I wrote this for Fayetteville’s alternative paper Grapevine in 1992, and republished it in the Ozark Gazette, and later in my book - just for fun - Ozark Mosaic.
Television networks change their names and ownership like human beings change socks, so most might be forgiven if they don’t remember that ABC Family was created in 1977 as an extension of televangelist Pat Robertson's Christian television ministry - thus ultimately inspiring this piece of lunacy. Though my fantasies of Heaven Trek never came about, there was a revisionist piece of Bonanza drivel offered - though no gospel singing, at least on the episodes I watched, being the Bonanza junkie that I am.
Like the later Star Wars movies, the less said about that series, the better. Maybe once Rick Santorum gets elected president, someone will come up will similar ideas for shows . . .

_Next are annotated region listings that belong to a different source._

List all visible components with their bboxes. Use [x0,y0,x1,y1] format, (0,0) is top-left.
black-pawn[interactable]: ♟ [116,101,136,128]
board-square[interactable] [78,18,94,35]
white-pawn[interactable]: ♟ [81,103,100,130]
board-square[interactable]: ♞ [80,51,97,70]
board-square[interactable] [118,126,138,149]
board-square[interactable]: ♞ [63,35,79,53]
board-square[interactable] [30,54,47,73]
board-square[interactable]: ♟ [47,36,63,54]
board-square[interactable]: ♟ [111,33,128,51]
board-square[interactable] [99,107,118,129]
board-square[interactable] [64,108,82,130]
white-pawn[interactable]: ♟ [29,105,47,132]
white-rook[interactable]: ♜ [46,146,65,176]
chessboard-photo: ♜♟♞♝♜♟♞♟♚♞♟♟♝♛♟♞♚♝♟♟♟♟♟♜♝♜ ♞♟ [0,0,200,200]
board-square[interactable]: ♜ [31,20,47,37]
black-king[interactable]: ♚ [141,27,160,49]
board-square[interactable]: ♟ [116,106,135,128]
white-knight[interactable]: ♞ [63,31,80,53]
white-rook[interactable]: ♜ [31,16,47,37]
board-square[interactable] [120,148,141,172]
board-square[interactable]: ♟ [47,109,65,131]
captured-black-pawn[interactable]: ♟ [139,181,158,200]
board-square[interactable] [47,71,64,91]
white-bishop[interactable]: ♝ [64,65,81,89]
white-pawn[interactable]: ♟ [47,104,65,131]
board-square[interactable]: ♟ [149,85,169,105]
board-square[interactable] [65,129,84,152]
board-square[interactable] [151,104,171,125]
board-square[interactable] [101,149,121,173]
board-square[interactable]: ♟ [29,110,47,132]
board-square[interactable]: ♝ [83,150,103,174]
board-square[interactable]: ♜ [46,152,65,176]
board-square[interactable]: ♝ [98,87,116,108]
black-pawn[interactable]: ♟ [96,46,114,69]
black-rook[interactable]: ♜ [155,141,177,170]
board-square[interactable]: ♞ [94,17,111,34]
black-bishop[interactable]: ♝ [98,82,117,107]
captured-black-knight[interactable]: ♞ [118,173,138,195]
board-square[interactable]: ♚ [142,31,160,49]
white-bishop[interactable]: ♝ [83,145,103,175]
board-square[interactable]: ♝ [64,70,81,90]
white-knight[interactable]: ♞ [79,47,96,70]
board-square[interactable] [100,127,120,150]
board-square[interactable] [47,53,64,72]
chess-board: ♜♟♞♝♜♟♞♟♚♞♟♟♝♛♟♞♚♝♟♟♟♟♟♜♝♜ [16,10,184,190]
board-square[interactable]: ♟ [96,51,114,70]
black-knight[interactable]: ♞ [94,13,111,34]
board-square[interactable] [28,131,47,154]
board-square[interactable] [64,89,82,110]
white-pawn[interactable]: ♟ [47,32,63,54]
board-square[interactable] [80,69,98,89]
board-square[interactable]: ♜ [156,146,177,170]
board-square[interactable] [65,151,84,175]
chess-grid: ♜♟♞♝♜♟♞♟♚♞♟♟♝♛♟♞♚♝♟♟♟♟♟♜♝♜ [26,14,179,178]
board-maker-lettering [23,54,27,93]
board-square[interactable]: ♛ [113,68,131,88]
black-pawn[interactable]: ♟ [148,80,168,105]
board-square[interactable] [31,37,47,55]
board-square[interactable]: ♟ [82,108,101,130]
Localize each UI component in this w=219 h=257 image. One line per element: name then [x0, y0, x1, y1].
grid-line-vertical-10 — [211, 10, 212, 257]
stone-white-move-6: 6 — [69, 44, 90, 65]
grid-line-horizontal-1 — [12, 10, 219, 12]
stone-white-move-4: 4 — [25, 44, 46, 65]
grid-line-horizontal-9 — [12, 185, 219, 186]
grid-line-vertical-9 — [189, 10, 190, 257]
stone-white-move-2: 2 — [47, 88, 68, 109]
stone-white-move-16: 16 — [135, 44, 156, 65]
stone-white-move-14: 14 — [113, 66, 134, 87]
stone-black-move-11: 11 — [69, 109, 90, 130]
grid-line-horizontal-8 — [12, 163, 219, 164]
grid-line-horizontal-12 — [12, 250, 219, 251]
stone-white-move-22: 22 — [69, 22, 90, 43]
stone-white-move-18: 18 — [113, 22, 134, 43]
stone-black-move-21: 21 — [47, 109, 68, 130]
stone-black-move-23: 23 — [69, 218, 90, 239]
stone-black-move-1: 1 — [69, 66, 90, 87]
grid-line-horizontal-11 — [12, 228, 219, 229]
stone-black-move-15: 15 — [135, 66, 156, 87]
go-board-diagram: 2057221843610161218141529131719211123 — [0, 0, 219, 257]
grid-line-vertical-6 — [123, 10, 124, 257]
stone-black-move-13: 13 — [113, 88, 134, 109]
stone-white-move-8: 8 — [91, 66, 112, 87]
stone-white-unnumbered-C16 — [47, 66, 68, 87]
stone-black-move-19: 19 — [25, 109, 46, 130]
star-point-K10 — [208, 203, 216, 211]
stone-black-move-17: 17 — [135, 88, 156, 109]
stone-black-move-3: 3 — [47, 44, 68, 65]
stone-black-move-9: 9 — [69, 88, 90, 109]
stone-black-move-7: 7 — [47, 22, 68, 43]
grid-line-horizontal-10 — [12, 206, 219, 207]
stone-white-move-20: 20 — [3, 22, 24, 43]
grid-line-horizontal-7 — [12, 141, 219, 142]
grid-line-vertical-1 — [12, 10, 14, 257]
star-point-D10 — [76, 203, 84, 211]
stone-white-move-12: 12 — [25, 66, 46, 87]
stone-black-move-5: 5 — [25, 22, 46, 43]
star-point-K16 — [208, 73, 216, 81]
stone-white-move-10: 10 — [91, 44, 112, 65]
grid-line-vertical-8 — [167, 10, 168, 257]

The Family Values Television Network
Space, the Final Frontier. These are the voyages of the starship Evangelist. Her eternal mission - to seek out new life, and new forms of corruption - to bring fire and brimstone to a liberal universe. To boldly go where no zealot has gone before! - Heaven Trek
A political war is waging across the country at this moment, with potential consequences that would rival any from the so-called Gulf War. It is a war for the hearts and minds of Americans everywhere.
While Bill Clinton courts the Hollywood “intellectuals” (those of dubious intellectual capacity, but with those all-important big bucks), George Bush is busily touting the old traditional “family values” that helped propel Ronald Reagan to the White House so many years ago. This despite the fact that no one seems able to exactly define those values, except that Beaver Cleaver would probably know them when he saw them.

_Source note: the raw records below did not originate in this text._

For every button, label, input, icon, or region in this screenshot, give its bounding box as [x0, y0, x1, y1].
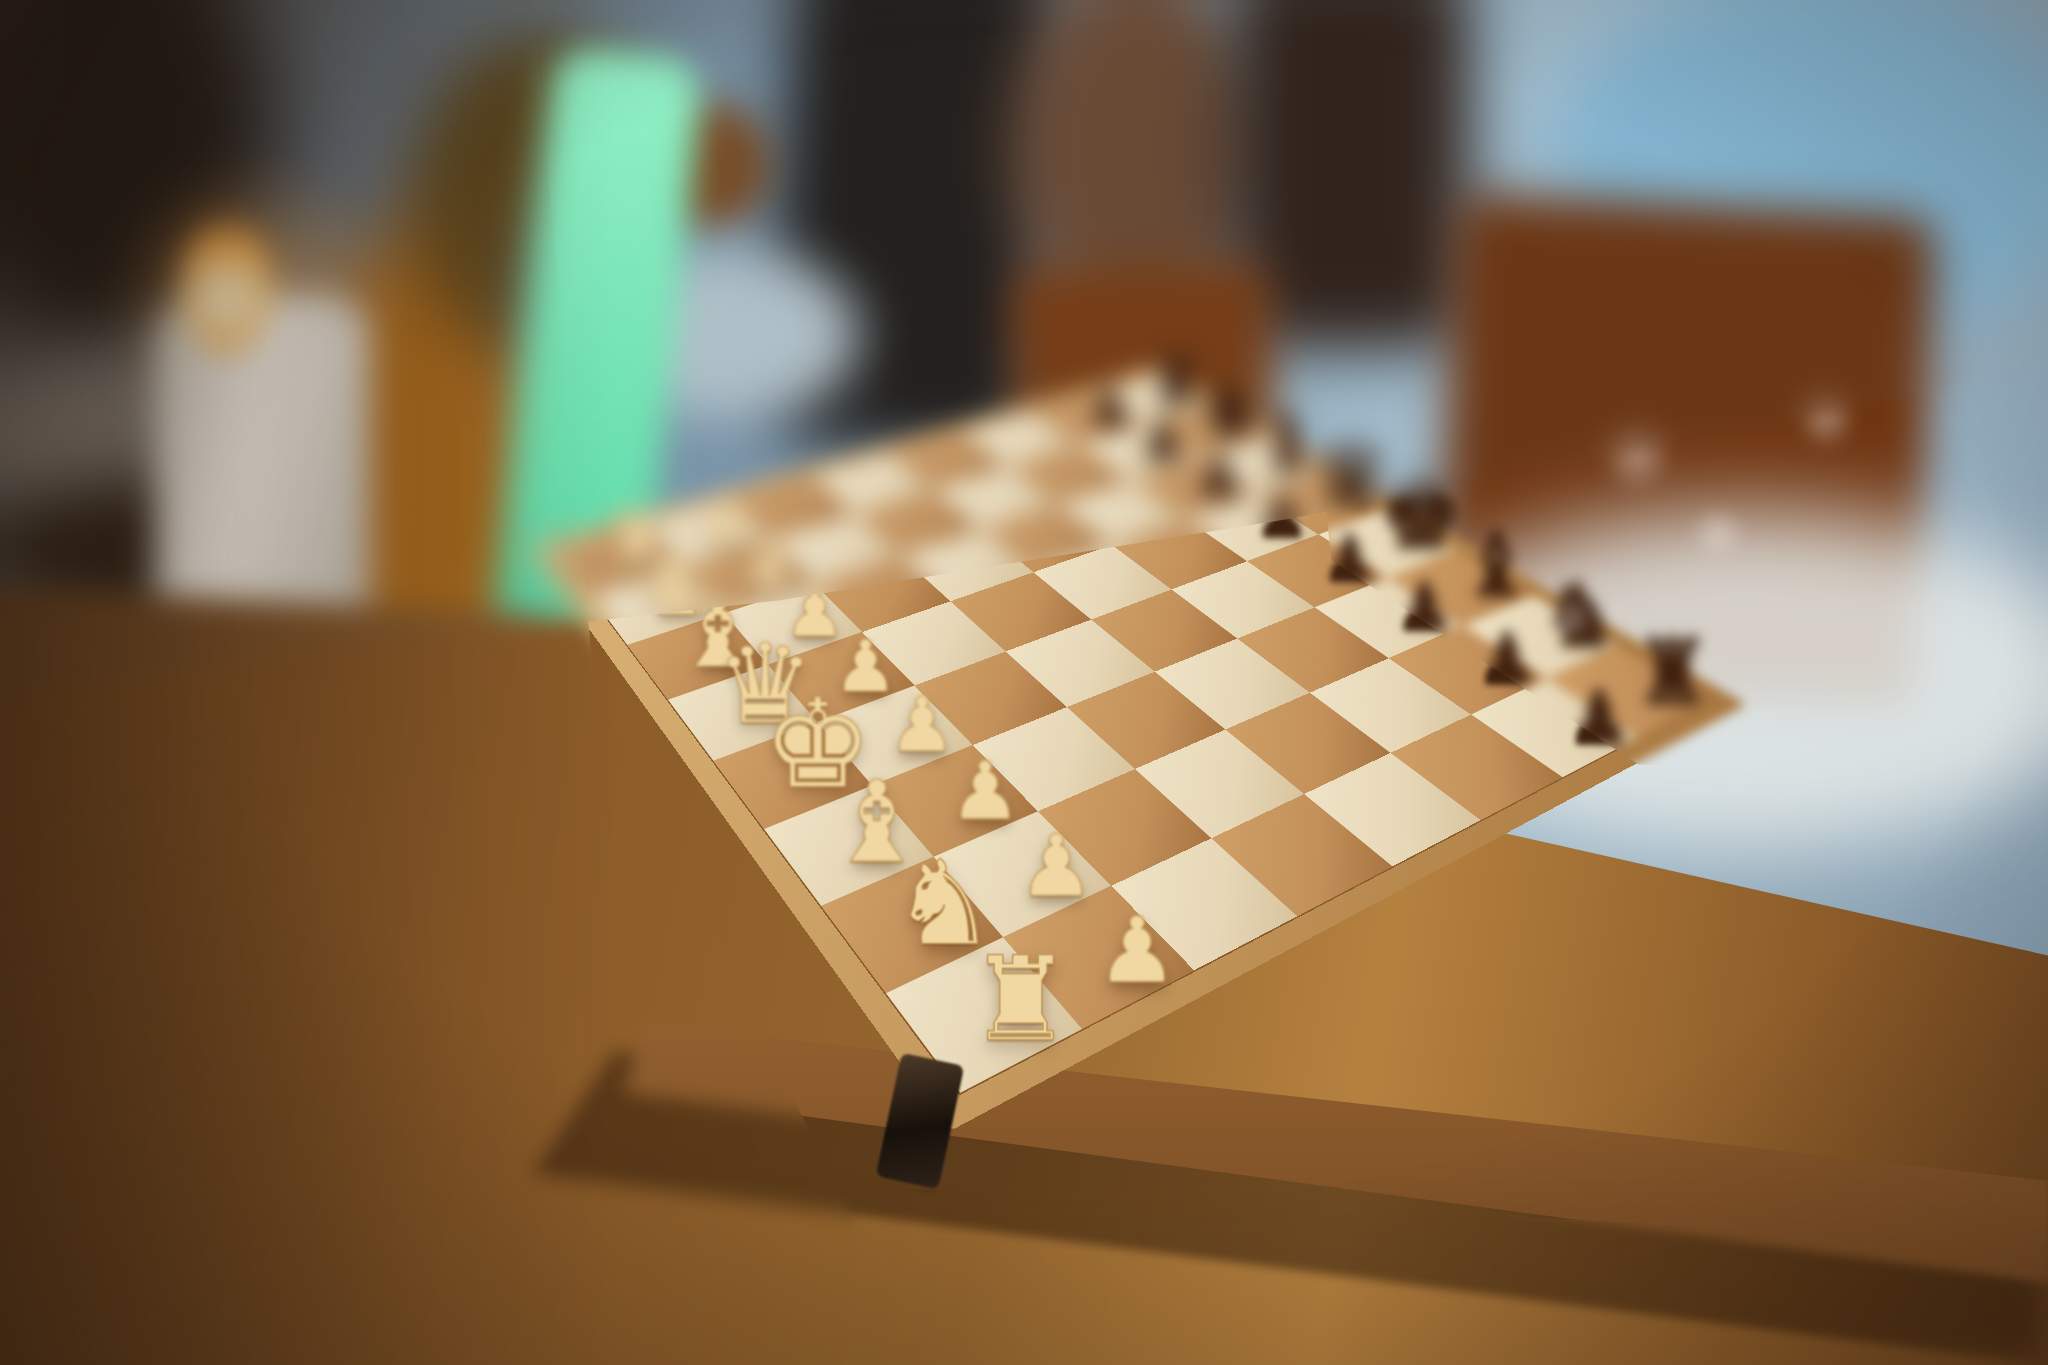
black-pawn-c7: ♟: [1193, 447, 1246, 506]
square-h4: [1211, 794, 1392, 916]
board-perspective-scene: ♜♟♟♜♞♟♟♞♝♟♟♝♛♟♟♛♚♟♟♚♝♟♟♝♞♟♟♞♜♟♟♜: [0, 0, 2048, 1365]
bokeh-highlight: [1795, 388, 1857, 450]
bokeh-highlight: [1600, 420, 1674, 494]
black-pawn-d7: ♟: [1254, 485, 1309, 547]
photo-scene: ♜♟♟♜♞♟♟♞♝♟♟♝♛♟♟♛♚♟♟♚♝♟♟♝♞♟♟♞♜♟♟♜: [0, 0, 2048, 1365]
bokeh-highlight: [1548, 595, 1594, 641]
white-rook-h1: ♜: [968, 940, 1073, 1057]
black-pawn-f7: ♟: [1394, 573, 1455, 641]
black-pawn-a7: ♟: [1086, 380, 1135, 434]
board-rim: ♜♟♟♜♞♟♟♞♝♟♟♝♛♟♟♛♚♟♟♚♝♟♟♝♞♟♟♞♜♟♟♜: [530, 365, 1746, 1131]
black-king-e8: ♚: [1377, 465, 1465, 563]
black-rook-h8: ♜: [1633, 627, 1713, 716]
black-pawn-g7: ♟: [1475, 623, 1539, 694]
black-bishop-f8: ♝: [1456, 520, 1536, 609]
white-pawn-g2: ♟: [1018, 823, 1095, 908]
black-pawn-e7: ♟: [1321, 527, 1379, 592]
white-pawn-h2: ♟: [1096, 905, 1178, 996]
white-pawn-f2: ♟: [949, 751, 1021, 831]
bokeh-highlight: [1690, 505, 1746, 561]
chess-board: ♜♟♟♜♞♟♟♞♝♟♟♝♛♟♟♛♚♟♟♚♝♟♟♝♞♟♟♞♜♟♟♜: [555, 374, 1712, 1095]
white-pawn-e2: ♟: [888, 687, 956, 763]
black-pawn-h7: ♟: [1565, 680, 1632, 755]
black-pawn-b7: ♟: [1138, 412, 1189, 468]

The smart money at the moment is on Bill Clinton; George Bush, for all his protestations, is president of an America far removed from reality. Still, Truman did defeat Dewey, and so we should be prepared for anything, come election day. Thus it was that Booker Blish, whom I let copy from my exams back at Penn State, called me late one night last week, all excited about yet another of his doubtful brain storms.
After reaffirming my suspicions that he wasn’t calling to tell me that he had the money he still owed me, he launched into his latest plan, FVTV.

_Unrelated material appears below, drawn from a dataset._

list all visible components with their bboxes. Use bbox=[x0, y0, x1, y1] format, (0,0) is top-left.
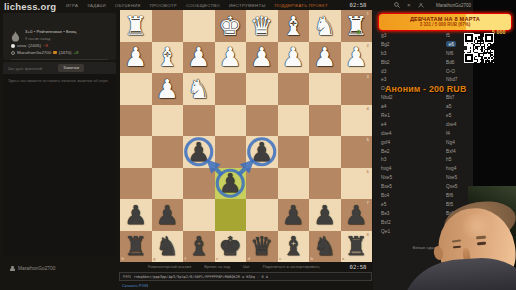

“What’s that?” I asked. “Some sort of all-terrain vehicle?”
“No,” he laughed. “It stands for Family Values Television. You see, right now the whole country is having a great laugh at Dan Quayle for attacking Murphy Brown the way he did, and then having to admit that he had never watched the program in the first place. But what happens come election day, and the Bush/Quayle ticket comes in with a resounding win?”
“I don’t know,” I had to admit. “Perhaps Rod Serling will pop out of the woodwork, and confirm what we’ve all suspected about the last ten years or so, that it has all been an episode of The Twilight Zone?”
“No, but you're not that far wrong. Remember the old Family Hour on television? Well, imagine an entire network with programming based on those old family values?”
“I seem to remember something called The Family Channel, the offshoot of the old Christian Broadcasting Network,” I said.”Why a new one? Surely their programming is wholesome enough?”
Booker laughed, the demented laugh of a frat rat who had somehow stolen someone else's idea without getting caught. “Wholesome, yes. Exciting, no. What I'm talking about is an entire network of new programs, each and every one touting the traditional values that we all grew up with.”
“Nobody really grew up with those,” I said. “They were a myth that parents used to frighten their children with.” Booker was not amused.
“Laugh if you will, but when Heaven Trek comes out, it will leave Captains Kirk and Picard in the space dust.”
“Heaven Trek? What's that?”
“Nothing but the most exciting science fiction series ever filmed. The adventures of the USS Evangelist, bringing fire and brimstone to a liberal universe. Captain James T. Falwell and his devout crew of Southern Baptists face death and temptation on a daily basis. Our pilot episode deals with a race patterned after the Klingons, who pillage the universe and leave elaborate welfare systems in their wake. After chasing them to their home planet, Captain Falwell discovers that they are nothing but a race of unwed mothers and peddlers of pornography. After blowing up the computer that runs their planetary daycare centers, he makes them all honorary Americans.”
“And at the end of the episode,” I mused, “the Federation signs a free trade pact with them, and transfers jobs from Earth to their Empire?”
Booker's tone became icy. “If you're going to make jokes, I won't tell you about Ben, Hoss, and Joe Blackwood, the gospel singing ranchers who run the largest silver mines in Nevada. They are always facing deadly challenges from organized labor and environmentalists.”
“Those scum,” I hissed.
“Exactly. Anyway, you see how it will run, I hope. I just called to let you in on the ground floor. We're planning to remake Bob and Carol and Ted and Alice, with a modern, value oriented outlook. Like to take a stab at it?”
“I don't know, I’d hate to leave my thriving career here in Arkansas,” I said. “Besides, what if Clinton wins? There'll be no market for your shows.”
He laughed. “Oh, that’s all tight. With a little rewriting, we can always sell them all to the Playboy Channel.”